Cet homme ne m’est pas inconnu.

Figaro.

Eh ! non, ce n’est pas un abbé ! Cet air altier et noble…

Le Comte.

Cette tournure grotesque…

Figaro.

Je ne me trompe point ; c’est le comte Almaviva.

Le Comte.

Je crois que c’est ce coquin de Figaro.

Figaro.

C’est lui-même, monseigneur.

Le Comte.

Maraud ! si tu dis un mot…

Figaro.

Oui, je vous reconnais ; voilà les bontés familières dont vous m’avez toujours honoré.

Le Comte.

Je ne te reconnaissais pas, moi.
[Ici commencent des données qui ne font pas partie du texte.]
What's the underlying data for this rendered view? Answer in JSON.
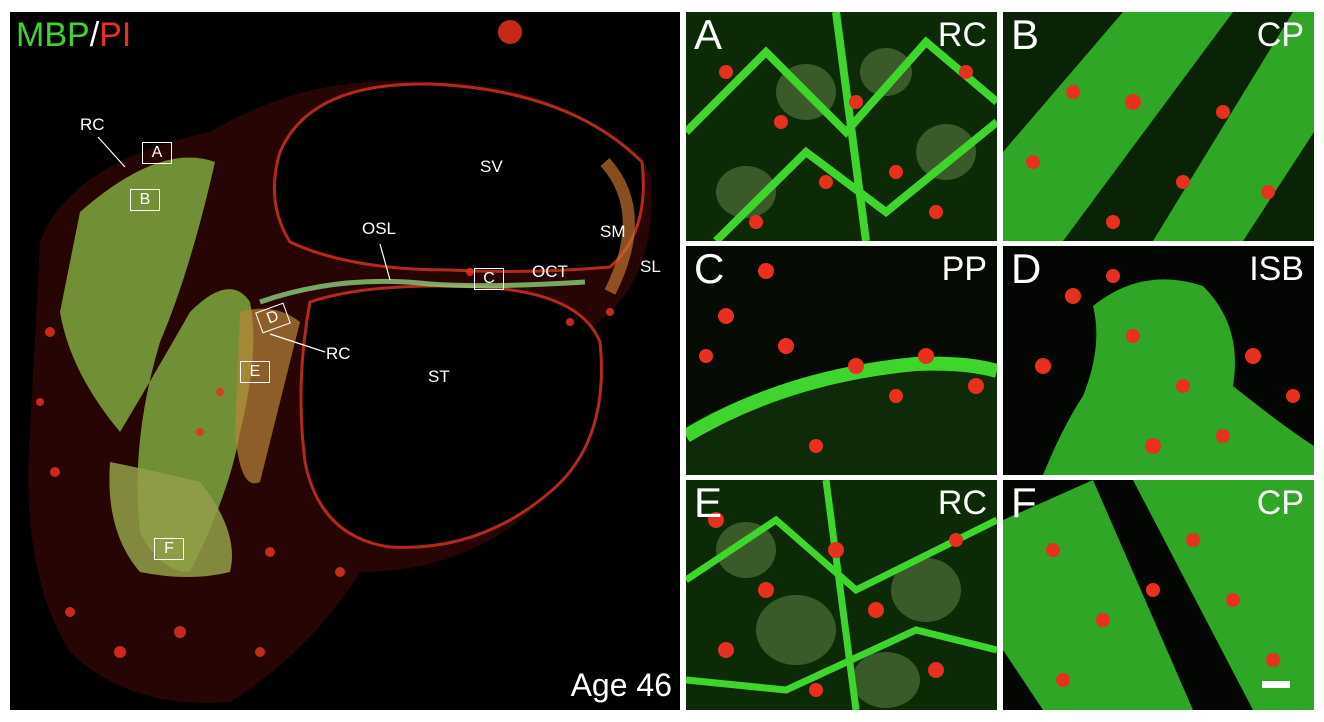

Te voilà si gros et si gras…

Figaro.

Que voulez-vous, monseigneur, c’est la misère.

Le Comte.

Pauvre petit ! Mais que fais-tu à Séville ? Je t’avais autrefois recommandé dans les bureaux pour un emploi.

Figaro.

Je l’ai obtenu, monseigneur, et ma reconnaissance…

Le Comte.

Appelle-moi Lindor. Ne vois-tu pas, à mon déguisement, que je veux être inconnu ?

Figaro.

Je me retire.

Le Comte.

Au contraire. J’attends ici quelque chose, et deux hommes qui jasent sont moins suspects qu’un seul qui se promène. Ayons l’air de jaser. Eh bien, cet emploi ?

Figaro.

Le ministre, ayant égard à la recommandation de Votre Excellence, me fit nommer sur-le-champ garçon apothicaire.

Le Comte.

Dans les hôpitaux de l’armée ?

Figaro.

Non, dans les haras d’Andalousie.

Le Comte, riant.

Beau début !

Figaro.

Le poste n’était pas mauvais, parce qu’ayant le district des pansements et des drogues, je vendais souvent aux hommes de bonnes médecines de cheval…

Le Comte.

Qui tuaient les sujets du roi !

Figaro.

Ah ! ah ! il n’y a point de remède universel ; mais qui n’ont pas laissé de guérir quelquefois des Galiciens, des Catalans, des Auvergnats.

Le Comte.

Pourquoi donc l’as-tu quitté ?

Figaro.

Quitté ? C’est bien lui-même ; on m’a desservi auprès des puissances.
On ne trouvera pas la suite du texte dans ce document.